I have to admit I am puzzled by the bank group changing the EBITDA covenant to Dec/20 from Sept/20 when there is no clear way for Aurora to close the gap without a more than doubling of Adult Rec sales at a 35% GM (versus the 22% this Q). Banks do not like to amend a loan agreement, let alone amend every Q.
My gut is telling me that Aurora will make a payment on the term debt from proceeds raised by the ATM to get a shot at moving the covenant one more time. The quid pro quo is a reduction in bank exposure for a new timeframe and covenant amount. The lesser term debt would be welcomed by the bank group. As the bank group is already pregnant with the term debt, they are not in a hurry to demand due to failure to meet covenants. Every Q they get a little more repaid. Working down the term debt is their goal.

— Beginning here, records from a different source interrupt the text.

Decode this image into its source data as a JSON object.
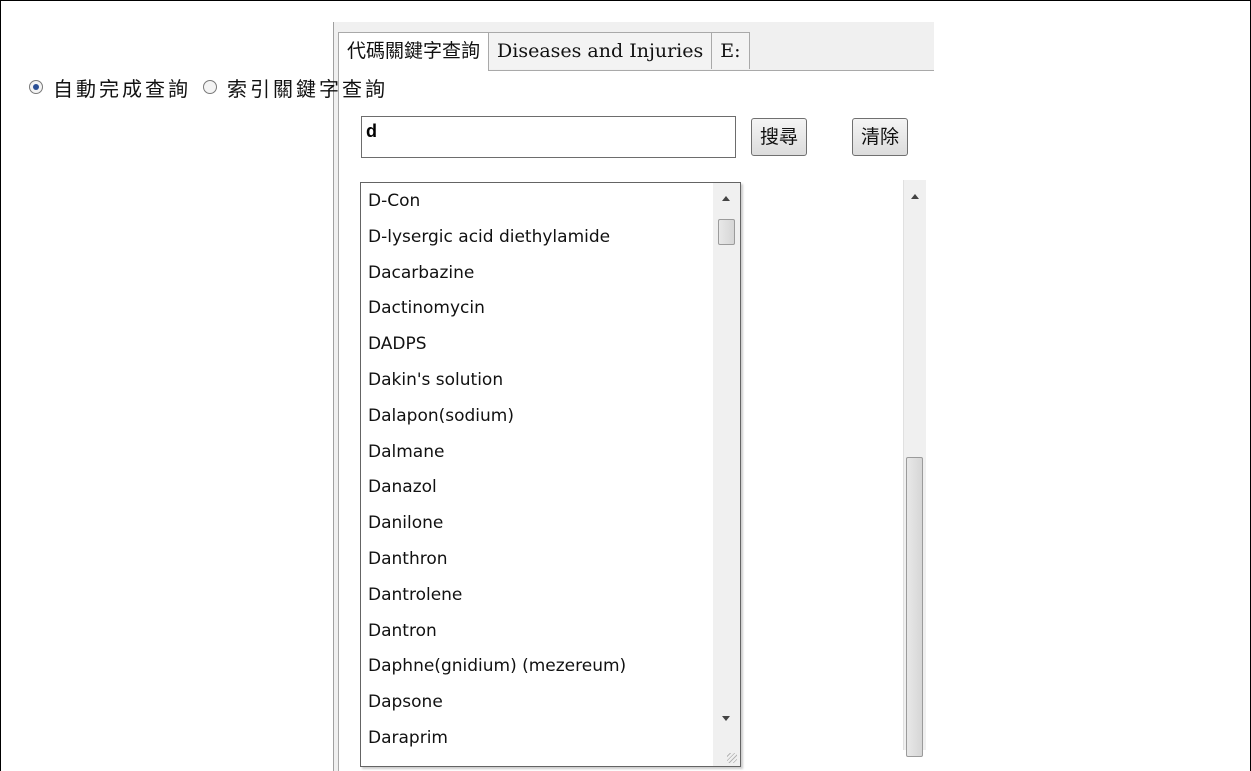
{
  "tabs": [
    {
      "label": "代碼關鍵字查詢"
    },
    {
      "label": "Diseases and Injuries"
    },
    {
      "label": "E:"
    }
  ],
  "search_mode": {
    "options": [
      {
        "label": "自動完成查詢",
        "checked": true
      },
      {
        "label": "索引關鍵字查詢",
        "checked": false
      }
    ]
  },
  "search": {
    "value": "d",
    "search_button": "搜尋",
    "clear_button": "清除"
  },
  "autocomplete": {
    "items": [
      "D-Con",
      "D-lysergic acid diethylamide",
      "Dacarbazine",
      "Dactinomycin",
      "DADPS",
      "Dakin's solution",
      "Dalapon(sodium)",
      "Dalmane",
      "Danazol",
      "Danilone",
      "Danthron",
      "Dantrolene",
      "Dantron",
      "Daphne(gnidium) (mezereum)",
      "Dapsone",
      "Daraprim"
    ]
  },
  "icons": [
    "radio-selected-icon",
    "radio-unselected-icon",
    "scroll-up-arrow-icon",
    "scroll-down-arrow-icon",
    "resize-grip-icon"
  ]
}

Shareholders might not like the consequences of the dilution to get there but there is very little other options.
I had though selling their medical might be an option, but the SGA that would have to also depart with 70% of their GM would likely have to be substantial to make it worthwhile. Adult rec GM of less than $8 million does not pay a lot of bills.
This Q:
- Cannabis sales were flat as guided. Adult Use heading in reverse is not what they need.
- GM is worrisome, as medical takes a dip with launching of Denmark and Adult use is low at 27%.

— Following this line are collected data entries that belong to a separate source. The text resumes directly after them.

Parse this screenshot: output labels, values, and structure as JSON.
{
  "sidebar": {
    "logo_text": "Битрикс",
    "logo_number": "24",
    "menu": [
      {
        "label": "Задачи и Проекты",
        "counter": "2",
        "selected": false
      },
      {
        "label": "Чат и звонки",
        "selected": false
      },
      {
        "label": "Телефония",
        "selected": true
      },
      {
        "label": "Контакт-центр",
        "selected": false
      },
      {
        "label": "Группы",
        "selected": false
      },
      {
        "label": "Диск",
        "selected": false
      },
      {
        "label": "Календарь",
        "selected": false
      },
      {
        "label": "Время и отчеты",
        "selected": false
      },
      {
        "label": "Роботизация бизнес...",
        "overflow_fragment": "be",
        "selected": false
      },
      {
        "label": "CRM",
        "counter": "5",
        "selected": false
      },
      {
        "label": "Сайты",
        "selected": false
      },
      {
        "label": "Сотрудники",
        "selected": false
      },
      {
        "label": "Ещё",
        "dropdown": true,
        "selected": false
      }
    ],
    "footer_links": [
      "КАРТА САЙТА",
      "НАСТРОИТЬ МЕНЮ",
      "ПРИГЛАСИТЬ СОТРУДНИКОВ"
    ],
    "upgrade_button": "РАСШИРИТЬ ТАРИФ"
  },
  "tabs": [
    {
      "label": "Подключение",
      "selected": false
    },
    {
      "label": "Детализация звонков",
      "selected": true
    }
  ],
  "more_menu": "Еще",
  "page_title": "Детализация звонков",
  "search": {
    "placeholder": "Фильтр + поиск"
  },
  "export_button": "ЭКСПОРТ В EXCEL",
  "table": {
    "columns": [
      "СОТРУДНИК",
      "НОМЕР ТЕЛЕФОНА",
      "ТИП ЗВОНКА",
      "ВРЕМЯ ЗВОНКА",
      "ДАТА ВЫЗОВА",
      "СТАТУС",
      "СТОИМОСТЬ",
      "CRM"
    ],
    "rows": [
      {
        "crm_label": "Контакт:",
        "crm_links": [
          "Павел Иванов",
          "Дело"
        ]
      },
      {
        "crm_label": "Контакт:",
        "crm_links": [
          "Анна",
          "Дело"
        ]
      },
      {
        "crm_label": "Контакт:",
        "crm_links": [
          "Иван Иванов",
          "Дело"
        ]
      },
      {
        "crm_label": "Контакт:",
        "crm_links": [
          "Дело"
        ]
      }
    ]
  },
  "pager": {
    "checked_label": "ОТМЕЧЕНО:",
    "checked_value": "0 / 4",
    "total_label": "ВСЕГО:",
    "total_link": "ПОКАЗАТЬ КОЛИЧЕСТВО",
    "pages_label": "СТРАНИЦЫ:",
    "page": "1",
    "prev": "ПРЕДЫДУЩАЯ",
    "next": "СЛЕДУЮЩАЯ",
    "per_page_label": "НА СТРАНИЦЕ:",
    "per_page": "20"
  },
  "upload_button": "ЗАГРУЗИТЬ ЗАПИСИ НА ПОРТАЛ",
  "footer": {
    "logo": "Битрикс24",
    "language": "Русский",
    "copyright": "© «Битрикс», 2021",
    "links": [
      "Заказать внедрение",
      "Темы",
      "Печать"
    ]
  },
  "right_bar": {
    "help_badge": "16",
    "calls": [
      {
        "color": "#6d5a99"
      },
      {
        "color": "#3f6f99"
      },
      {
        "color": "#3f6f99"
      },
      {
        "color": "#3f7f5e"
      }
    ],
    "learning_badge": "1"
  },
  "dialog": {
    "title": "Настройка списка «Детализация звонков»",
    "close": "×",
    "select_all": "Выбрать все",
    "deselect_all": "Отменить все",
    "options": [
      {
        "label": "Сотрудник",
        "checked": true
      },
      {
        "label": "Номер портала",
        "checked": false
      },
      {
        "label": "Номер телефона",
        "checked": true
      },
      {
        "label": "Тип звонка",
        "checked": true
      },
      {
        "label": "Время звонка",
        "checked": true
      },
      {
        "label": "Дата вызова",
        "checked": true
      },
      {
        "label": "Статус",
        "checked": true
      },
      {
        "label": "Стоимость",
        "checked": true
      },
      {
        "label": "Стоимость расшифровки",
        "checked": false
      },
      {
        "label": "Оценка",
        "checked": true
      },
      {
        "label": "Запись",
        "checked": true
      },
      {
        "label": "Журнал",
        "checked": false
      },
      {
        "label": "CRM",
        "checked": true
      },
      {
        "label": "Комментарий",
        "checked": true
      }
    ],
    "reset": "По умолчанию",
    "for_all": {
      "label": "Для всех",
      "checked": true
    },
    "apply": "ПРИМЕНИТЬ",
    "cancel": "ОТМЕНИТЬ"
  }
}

- SGA saw another decrease, but the fat is well trimmed. They might have some more juice with severances largely out of the way but this is going to hit a wall eventually.
- Interest expense of 60% of GM is a big problem still.
- Cash is still being burned at steady clip and the ATM is the only source given the Garage Sale is pretty well wound down, unless someone wants to buy cultivation assets in an oversupplied Canada.
Aurora will stay standing as long as they can tap the equity markets. I would expect another ATM to be launched soon.
If Aurora fails to conjure sales with a respectable GM, the wealth transfer from shareholders to lenders will continue unabated.
That’s all I got.
GoBlue
The preceding is the opinion of the author and is in no way intended to be a recommendation to buy or sell any security or derivative. The author does not have a position in ACB and will not start one in the next five days.